35 thoughts on “Six on Saturday: 18 Sep 2021: soft and gentle

  1. I’ve also had a problem pruning pyracantha, how to keep the flowers so I don’t loose the berries, you must have the secret, please share it with me!

  2. Do you think the pennisetum ‘Fireworks’ will withstand winter? I had tried with this variety but no result, while other varieties are doing well in my garden. And the seeds had not sprouted the following spring. Keep us posted !

  3. Lovely Pennisetum. I don’t do to well with them here, although I think they resent our winter weather a little bit.

    I like to admire Pyracantha from afar – I’ve had a few rather trying exchanges with them in the past! They are, however, undoubtedly good for the birds and bees alike.

  4. I’ve never had much luck growing sunflowers so I’m impressed by anyone who manages to get them to flower! I really like that yellow berried variety of pyracantha. We have an orange variety which has caused the odd spillage of blood from time to time but the bees love the flowers and the birds love the berries.

  5. Your Gladiolus ‘Velvet Eyes’ is a gorgeous colour! Seems that leaving things to do their own thing often works. I hope your ‘Fireworks’ survives the winter. I have become so used to losing plants over the winter, not from the cold, but the wet. It’s annoying, but I have come to think of them as annuals and even if I only get one season from a plant I will enjoy having it in my garden.

    1. Yes winter wet can be a problem here too, but a whole season of enjoying a plant isn’t bad, when you think people happily spend more on a shop-bought bunch of flowers that lasts 3 days!
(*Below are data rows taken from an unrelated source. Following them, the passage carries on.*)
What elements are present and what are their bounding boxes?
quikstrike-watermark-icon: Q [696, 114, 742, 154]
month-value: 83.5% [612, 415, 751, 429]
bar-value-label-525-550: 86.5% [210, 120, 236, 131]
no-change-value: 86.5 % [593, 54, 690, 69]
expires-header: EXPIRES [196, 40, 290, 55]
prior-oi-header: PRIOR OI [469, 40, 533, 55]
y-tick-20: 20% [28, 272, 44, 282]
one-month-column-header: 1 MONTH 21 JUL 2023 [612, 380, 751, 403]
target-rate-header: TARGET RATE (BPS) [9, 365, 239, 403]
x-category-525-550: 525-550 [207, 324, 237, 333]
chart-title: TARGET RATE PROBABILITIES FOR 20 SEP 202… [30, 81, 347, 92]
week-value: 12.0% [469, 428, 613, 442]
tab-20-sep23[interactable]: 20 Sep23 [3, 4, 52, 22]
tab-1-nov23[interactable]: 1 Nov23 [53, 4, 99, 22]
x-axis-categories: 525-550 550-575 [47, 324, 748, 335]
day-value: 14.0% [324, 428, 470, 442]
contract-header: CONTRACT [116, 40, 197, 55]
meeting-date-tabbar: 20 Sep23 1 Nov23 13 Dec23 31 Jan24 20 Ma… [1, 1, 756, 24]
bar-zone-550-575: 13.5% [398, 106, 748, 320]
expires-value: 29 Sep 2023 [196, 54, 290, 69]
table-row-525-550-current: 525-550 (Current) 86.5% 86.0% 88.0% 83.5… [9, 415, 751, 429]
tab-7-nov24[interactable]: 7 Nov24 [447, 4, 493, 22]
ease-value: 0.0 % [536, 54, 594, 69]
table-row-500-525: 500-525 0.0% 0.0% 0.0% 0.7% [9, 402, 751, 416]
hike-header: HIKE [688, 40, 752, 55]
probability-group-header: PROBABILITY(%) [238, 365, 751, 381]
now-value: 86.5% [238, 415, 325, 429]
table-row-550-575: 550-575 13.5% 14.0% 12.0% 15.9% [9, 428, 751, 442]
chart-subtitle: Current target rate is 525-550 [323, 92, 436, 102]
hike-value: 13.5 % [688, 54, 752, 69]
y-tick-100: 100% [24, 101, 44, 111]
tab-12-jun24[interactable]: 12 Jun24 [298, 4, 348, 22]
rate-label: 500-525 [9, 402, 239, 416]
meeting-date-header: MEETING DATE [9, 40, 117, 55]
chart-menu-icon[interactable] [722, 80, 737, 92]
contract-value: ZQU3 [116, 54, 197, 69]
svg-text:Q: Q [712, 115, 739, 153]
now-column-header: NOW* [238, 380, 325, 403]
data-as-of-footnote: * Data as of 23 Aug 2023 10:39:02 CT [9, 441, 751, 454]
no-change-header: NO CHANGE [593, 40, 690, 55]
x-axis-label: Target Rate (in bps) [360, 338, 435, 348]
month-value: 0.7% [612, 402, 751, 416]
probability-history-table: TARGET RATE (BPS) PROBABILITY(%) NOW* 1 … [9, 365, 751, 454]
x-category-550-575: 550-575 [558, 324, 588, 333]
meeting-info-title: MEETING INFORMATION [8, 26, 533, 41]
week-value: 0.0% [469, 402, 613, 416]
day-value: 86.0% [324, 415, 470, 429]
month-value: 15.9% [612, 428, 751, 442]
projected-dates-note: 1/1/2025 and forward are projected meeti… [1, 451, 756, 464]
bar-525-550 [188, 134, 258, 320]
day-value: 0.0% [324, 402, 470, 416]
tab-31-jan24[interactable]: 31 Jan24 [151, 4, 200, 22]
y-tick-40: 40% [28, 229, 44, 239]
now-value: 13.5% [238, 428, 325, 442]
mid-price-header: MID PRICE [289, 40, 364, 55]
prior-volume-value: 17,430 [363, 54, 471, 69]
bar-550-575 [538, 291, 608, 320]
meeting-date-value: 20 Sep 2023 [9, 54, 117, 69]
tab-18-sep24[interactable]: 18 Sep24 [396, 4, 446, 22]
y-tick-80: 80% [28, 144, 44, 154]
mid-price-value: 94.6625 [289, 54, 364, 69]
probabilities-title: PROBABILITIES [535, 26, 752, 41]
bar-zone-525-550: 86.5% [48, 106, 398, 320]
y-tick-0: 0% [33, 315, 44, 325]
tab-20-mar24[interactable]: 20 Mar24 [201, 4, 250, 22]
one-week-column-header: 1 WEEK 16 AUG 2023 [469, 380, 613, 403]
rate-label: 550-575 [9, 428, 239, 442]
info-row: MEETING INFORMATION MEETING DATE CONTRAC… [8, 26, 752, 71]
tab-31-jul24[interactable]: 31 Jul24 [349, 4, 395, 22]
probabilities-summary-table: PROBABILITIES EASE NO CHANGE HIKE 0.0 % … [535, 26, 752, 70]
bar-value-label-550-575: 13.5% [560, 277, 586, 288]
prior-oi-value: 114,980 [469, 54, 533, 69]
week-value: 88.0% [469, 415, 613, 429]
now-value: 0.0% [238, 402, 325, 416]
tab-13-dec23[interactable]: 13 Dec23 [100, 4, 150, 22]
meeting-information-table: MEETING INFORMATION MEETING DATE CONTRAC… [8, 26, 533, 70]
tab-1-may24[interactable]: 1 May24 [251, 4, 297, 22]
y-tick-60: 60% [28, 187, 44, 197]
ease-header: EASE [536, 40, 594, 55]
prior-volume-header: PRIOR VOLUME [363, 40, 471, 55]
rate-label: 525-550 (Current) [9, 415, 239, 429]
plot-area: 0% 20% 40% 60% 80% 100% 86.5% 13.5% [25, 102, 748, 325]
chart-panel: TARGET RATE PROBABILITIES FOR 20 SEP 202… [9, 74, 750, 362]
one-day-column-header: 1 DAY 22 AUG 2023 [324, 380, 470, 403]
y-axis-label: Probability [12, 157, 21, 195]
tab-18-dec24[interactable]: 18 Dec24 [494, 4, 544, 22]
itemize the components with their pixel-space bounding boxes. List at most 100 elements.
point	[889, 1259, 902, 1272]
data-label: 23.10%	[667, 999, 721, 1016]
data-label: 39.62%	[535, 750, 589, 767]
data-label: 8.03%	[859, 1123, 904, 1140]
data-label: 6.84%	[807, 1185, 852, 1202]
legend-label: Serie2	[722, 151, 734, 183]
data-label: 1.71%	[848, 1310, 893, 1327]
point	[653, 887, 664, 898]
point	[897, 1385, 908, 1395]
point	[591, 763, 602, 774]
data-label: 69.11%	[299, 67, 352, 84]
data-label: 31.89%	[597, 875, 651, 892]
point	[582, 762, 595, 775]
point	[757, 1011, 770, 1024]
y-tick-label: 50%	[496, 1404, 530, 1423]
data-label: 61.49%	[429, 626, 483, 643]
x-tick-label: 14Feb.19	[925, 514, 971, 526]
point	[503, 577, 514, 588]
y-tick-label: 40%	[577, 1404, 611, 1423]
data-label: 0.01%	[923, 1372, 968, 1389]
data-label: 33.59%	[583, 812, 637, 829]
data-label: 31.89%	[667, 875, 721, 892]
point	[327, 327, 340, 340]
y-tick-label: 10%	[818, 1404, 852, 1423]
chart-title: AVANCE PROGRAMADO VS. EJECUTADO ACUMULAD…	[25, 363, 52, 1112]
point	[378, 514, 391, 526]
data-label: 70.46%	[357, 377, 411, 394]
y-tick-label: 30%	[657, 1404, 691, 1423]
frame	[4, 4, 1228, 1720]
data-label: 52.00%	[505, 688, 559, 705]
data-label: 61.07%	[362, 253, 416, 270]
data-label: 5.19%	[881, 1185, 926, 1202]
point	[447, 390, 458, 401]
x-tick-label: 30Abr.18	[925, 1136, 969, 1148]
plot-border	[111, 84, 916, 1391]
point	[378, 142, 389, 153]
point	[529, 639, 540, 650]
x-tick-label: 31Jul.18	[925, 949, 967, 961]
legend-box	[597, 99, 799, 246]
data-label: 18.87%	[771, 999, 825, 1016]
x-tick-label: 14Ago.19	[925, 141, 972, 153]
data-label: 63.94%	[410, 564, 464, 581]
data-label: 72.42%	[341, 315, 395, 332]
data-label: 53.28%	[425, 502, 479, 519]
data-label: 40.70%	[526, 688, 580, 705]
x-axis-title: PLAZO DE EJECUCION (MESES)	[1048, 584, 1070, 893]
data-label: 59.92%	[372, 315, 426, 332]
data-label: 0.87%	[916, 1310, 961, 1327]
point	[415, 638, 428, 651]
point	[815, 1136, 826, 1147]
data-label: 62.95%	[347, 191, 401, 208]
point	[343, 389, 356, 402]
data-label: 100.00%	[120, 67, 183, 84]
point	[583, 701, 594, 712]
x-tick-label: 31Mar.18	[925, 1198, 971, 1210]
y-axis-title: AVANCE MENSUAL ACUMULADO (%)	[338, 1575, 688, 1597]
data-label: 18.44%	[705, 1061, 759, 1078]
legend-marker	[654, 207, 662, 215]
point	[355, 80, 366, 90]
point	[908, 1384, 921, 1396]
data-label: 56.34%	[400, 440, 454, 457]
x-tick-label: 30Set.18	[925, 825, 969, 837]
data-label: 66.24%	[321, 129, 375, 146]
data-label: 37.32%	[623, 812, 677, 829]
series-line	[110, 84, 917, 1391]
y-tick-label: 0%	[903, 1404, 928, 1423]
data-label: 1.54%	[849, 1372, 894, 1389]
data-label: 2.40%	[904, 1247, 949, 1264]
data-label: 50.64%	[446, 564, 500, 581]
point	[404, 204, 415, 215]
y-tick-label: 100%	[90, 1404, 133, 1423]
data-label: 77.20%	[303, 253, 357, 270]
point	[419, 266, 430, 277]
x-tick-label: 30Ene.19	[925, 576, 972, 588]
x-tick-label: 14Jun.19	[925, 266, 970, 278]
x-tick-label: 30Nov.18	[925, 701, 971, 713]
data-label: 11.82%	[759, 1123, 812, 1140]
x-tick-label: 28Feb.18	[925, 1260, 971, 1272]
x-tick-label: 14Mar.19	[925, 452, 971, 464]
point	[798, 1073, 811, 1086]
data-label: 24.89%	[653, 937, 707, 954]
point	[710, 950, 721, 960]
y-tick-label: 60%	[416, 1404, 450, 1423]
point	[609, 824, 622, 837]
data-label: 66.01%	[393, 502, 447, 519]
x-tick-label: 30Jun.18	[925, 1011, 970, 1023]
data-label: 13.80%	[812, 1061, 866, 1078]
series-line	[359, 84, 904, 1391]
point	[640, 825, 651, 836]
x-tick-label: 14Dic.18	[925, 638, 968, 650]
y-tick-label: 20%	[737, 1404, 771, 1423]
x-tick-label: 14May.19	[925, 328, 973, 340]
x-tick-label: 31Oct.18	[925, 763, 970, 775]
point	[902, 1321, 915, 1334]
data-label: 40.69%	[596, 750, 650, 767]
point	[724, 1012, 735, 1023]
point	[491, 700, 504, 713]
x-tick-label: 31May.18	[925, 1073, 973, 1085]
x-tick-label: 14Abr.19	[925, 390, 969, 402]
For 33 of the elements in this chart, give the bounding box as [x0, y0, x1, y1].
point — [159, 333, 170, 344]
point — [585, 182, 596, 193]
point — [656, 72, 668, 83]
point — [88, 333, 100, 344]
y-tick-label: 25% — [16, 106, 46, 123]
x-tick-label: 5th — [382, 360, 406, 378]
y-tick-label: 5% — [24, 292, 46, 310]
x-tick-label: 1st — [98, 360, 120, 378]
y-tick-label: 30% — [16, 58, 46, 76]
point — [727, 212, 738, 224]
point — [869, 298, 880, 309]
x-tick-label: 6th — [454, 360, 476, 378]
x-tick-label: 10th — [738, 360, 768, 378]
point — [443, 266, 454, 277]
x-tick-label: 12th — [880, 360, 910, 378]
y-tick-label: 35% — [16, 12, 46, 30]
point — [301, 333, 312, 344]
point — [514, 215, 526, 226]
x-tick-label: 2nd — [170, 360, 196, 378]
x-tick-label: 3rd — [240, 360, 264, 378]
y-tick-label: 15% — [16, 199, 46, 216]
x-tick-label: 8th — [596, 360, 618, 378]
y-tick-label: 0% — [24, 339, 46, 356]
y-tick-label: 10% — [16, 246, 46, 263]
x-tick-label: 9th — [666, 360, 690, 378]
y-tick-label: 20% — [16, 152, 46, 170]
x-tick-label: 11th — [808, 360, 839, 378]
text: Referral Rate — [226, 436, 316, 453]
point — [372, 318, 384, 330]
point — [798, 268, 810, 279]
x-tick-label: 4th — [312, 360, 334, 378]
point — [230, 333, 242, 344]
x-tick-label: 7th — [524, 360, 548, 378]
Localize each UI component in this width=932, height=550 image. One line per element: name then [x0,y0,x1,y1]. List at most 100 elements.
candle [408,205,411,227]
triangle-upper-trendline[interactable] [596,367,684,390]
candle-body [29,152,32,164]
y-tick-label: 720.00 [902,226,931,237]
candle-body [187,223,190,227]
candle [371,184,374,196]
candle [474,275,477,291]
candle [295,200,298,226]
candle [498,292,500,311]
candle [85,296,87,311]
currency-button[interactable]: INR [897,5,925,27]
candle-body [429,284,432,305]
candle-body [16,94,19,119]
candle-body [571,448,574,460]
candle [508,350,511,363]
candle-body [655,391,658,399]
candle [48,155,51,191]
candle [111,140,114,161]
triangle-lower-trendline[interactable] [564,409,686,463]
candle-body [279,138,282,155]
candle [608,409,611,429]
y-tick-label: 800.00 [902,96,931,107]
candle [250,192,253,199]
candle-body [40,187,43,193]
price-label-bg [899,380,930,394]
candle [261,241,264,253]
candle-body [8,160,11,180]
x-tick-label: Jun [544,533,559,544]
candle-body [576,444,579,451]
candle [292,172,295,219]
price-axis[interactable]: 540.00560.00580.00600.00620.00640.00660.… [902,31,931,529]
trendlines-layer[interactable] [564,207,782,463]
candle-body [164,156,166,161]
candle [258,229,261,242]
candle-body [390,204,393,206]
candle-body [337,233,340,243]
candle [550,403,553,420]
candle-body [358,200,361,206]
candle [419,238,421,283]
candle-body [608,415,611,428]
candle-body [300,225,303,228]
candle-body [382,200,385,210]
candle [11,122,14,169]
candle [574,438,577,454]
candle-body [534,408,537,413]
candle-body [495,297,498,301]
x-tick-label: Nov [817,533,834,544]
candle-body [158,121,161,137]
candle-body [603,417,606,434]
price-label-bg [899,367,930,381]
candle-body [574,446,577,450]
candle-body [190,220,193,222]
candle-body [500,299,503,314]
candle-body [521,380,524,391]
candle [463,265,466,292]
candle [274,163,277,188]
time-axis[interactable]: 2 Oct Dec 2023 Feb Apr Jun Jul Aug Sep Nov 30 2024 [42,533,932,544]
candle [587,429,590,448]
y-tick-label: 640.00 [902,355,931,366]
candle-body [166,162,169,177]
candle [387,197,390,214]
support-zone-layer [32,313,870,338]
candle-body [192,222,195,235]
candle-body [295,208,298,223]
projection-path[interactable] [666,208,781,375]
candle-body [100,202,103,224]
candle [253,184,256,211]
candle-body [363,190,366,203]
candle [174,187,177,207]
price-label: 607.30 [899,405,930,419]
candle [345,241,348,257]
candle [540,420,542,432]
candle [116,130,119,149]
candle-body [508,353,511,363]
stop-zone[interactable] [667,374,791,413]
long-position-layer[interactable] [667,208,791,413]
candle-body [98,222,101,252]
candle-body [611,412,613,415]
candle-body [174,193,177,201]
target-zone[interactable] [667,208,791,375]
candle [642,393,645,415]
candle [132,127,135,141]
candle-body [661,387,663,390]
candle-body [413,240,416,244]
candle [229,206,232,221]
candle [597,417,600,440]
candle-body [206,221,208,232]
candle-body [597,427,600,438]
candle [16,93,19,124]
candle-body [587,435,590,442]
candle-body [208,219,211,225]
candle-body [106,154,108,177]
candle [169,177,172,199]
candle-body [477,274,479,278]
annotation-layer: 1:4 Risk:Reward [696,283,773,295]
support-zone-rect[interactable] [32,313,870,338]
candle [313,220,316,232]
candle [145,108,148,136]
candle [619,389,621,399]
  6. I also have Nachtvlinder, but doubt it will survive the winter. Velvet Queen is lovely, and I have got seed for next year. My sunflowers are being picked clean of their seeds already and there will be nothing left by the end of the month I think! Hope you get plenty of ‘bench’ time this week and enjoy the sunshine. 😃

  7. Some lovely colours here! I love Velvet Queen, in spite of her sillinesss, which made me smile. The gladdies are great and that dahlia is a perfect autumn colour. Have you ever seen the film with Julianne Moore called Far From Heaven (no relation). It is a wonderful film made all the more beautiful as she wears the most incredible outfits, all reflecting the seasons and mood. I was very taken with it. Your dahlia would be perfect in that film. I had better stop now as I am wittering nonsense. Nice six!

  8. Lovely colours in your six. My pennisetum villosum just about made it through last winter but I hear they are a bit variable. I am suffering from a very raggedy garden at the moment, which often leads to expenditure! But I am holding off until I have been through the borders with a sharp spade!

      1. I looked it up, apparently it’s not considered invasive so not sure why you don’t have them where you are – they are so tough and adaptable. Maybe they are just out of fashion?!